Non-Motherhood Is Complicated

Excerpted from “Without Children: The Long History of Not Being a Mother”, by Peggy O’Donnell Heffington. Copyright © 2023. Available from Seal Press, an imprint of Hachette Book Group, Inc.

Over the past four decades, studies from the Centers for Disease Control and Prevention have consistently found that very few women are willing to label themselves “voluntarily childless”: 6 percent in 2017, up just slightly from 4.9 percent in 1982. Another researcher found that 5 percent or so identify as “involuntarily childless,” usually meaning that they wanted children but infertility intervened.

For the rest of us, the majority without kids, our non-motherhood was arrived at slowly, indirectly, through a series of decisions that sometimes had nothing, and yet everything, to do with reproduction: to go back to school to get a graduate degree and change careers, to leave a loveless marriage at thirty-five, to take a job far from family networks that could have provided support, to hold out for a partner who makes you happier than you can make yourself, to look hard at the fires and floods and storms that augur climate catastrophe within the next generation’s lifetime.

In some cases, the choice was made for us, by jobs without paid parental leave or the dizzying cost of day care or our staggering student loan payments or the careful math it takes in twenty-first-century America to own a home or ever hope to retire.

Some of us tried fertility drugs or IUI or IVF, decided to stop when it got too expensive or physically grueling, and exist in a gray zone between choosing not to have children and not being able to. We are what one scholar calls “perpetual postponers,” women who might have been mothers had our lives broken another way or the society we live in been different — whose biological clocks struck midnight, or taste for sleepless nights ran out, or aging parents began needing care before having a baby made even the least bit of sense.

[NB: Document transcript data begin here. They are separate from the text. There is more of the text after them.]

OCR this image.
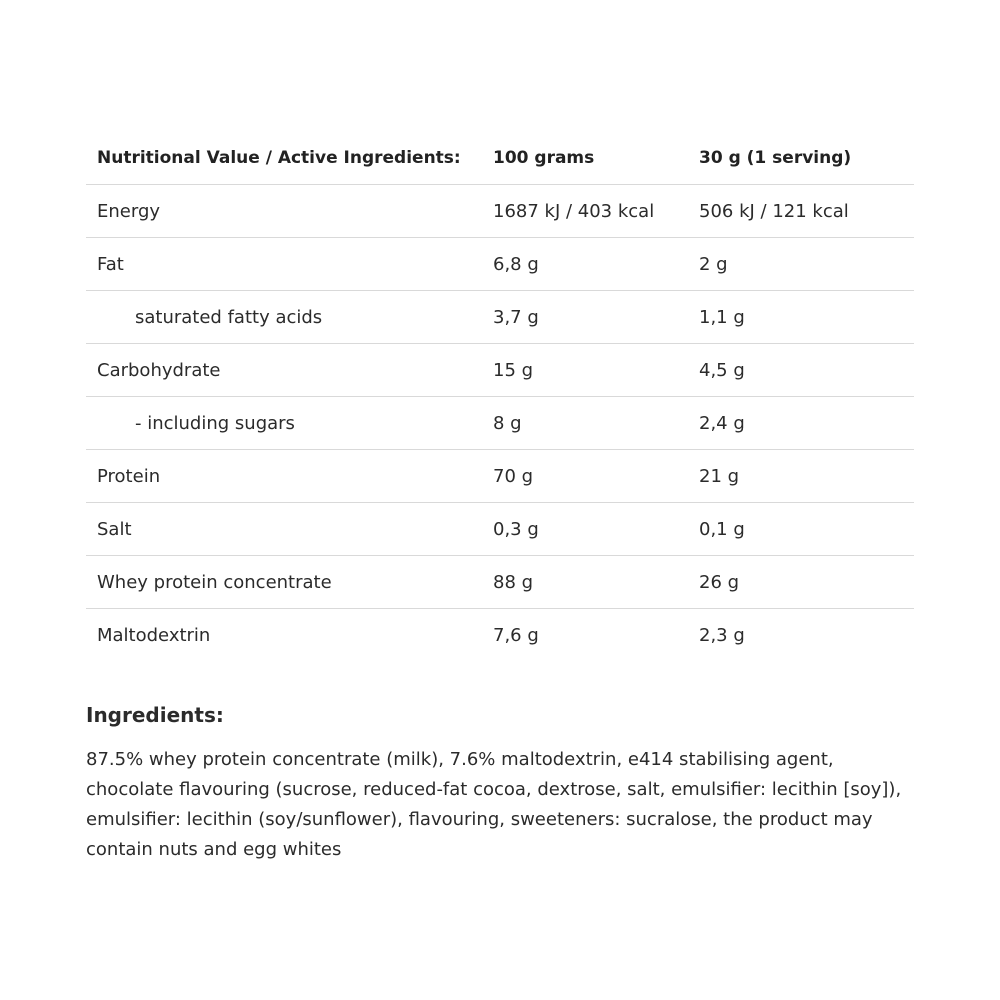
Nutritional Value / Active Ingredients:	100 grams	30 g (1 serving)
Energy	1687 kJ / 403 kcal	506 kJ / 121 kcal
Fat	6,8 g	2 g
saturated fatty acids	3,7 g	1,1 g
Carbohydrate	15 g	4,5 g
- including sugars	8 g	2,4 g
Protein	70 g	21 g
Salt	0,3 g	0,1 g
Whey protein concentrate	88 g	26 g
Maltodextrin	7,6 g	2,3 g
Ingredients:

87.5% whey protein concentrate (milk), 7.6% maltodextrin, e414 stabilising agent, chocolate flavouring (sucrose, reduced-fat cocoa, dextrose, salt, emulsifier: lecithin [soy]), emulsifier: lecithin (soy/sunflower), flavouring, sweeteners: sucralose, the product may contain nuts and egg whites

The explanations for individual and collective childlessness are complicated. It’s not just our finances, or the joy of living a selfish and hedonic existence, or the grief of infertility. For some of us, it’s all of these, and more: the lack of support in our current society that makes parenting a profoundly individual, isolated project; the financial pressures that make us prioritize careers and income over almost anything else; the fear of raising children on a planet already groaning under the weight of a mass of humanity doing its best to destroy it; the fear of creating another human to aid in that destruction. Some of us want to live lives that don’t allow space for children, lives that demand we spend our reserves of time, energy, and love in other ways.

None of these reasons are new. History is full of women who may have wanted kids badly, or been ambivalent about them, or been freed by not having them, but who in any case never did have them. They were not having children long before the highly effective forms of birth control we have today existed, and long before feminist theory began to tease out the space between motherhood and womanhood. In our struggle to build our lives and to figure out whether those lives allow for children, we are products of our historical moment, of the tiny gift of time we have been given on this planet. But history also tells us we are not alone.